Some examples of problems that I’ve had to think through at work:

(A) You are approached by a well-known professional sports team who is playing in three different tournaments. The owners of the team have promised the players a total of \$1,000,000 of bonuses if the team wins all three tournaments – but they have to win all three or the bonuses will not be paid. The friendly odds makers say that the chance of the team winning each tournament is 50%, 50%, and 10%. The owners would like to buy an insurance policy from you that will cover the cost of the bonuses should the team win all three tournaments. How much would you charge for this insurance?

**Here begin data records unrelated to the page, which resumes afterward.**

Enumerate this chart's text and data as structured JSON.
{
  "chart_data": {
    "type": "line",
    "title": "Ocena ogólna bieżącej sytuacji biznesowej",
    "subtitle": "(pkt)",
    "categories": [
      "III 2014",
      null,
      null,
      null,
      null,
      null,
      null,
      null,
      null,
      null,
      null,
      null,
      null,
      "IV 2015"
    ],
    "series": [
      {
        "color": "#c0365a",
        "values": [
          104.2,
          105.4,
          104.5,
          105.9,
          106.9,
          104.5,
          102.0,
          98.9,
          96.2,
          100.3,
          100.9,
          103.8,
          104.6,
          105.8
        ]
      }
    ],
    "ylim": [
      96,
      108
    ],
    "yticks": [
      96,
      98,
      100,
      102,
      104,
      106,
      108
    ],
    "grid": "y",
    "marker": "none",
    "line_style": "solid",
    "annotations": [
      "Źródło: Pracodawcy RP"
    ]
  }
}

(B) You are approached by a well-known professional sports team who has signed a famous athlete to a contract that will pay a salary of \$10,000,000. The contract is guaranteed even if the player is injured and unable to play. The team would like to buy a policy from you that will pay the \$10,000,000 in the event of an injury preventing the player from playing. You look at the historical data and find (and I’m making this number up) that 5% of the time a player similar to this player is injured and misses the season. You also see several stories in the press about performance enhancing drugs that could be either masking, or perhaps preventing, injuries in the historical data that you’ve reviewed. How much would you charge for this insurance?

(C) You are asked to insure a large prize at a poker tournament. Suppose for simplicity that the prize is \$100,000 and everyone agrees that the mathematical chance of the prize being awarded is exactly 1 in 100. What other things do you need to consider before agreeing to insure this prize for \$5,000?

So, none of these examples really match any of the three original problems exactly. But also none of the work problems really fall into the category of questions where the “right” answers just pop out of formulas. All three of the work questions require you to explore the situation a bit before heading down the path to an answer. I think that’s why questions (2) and (3) above appeal to me a bit more and (1) does even though I recognize that the lessons being taught in (1) are important to getting to the solution of both (2) and (3), and all of the problems I mentioned from work.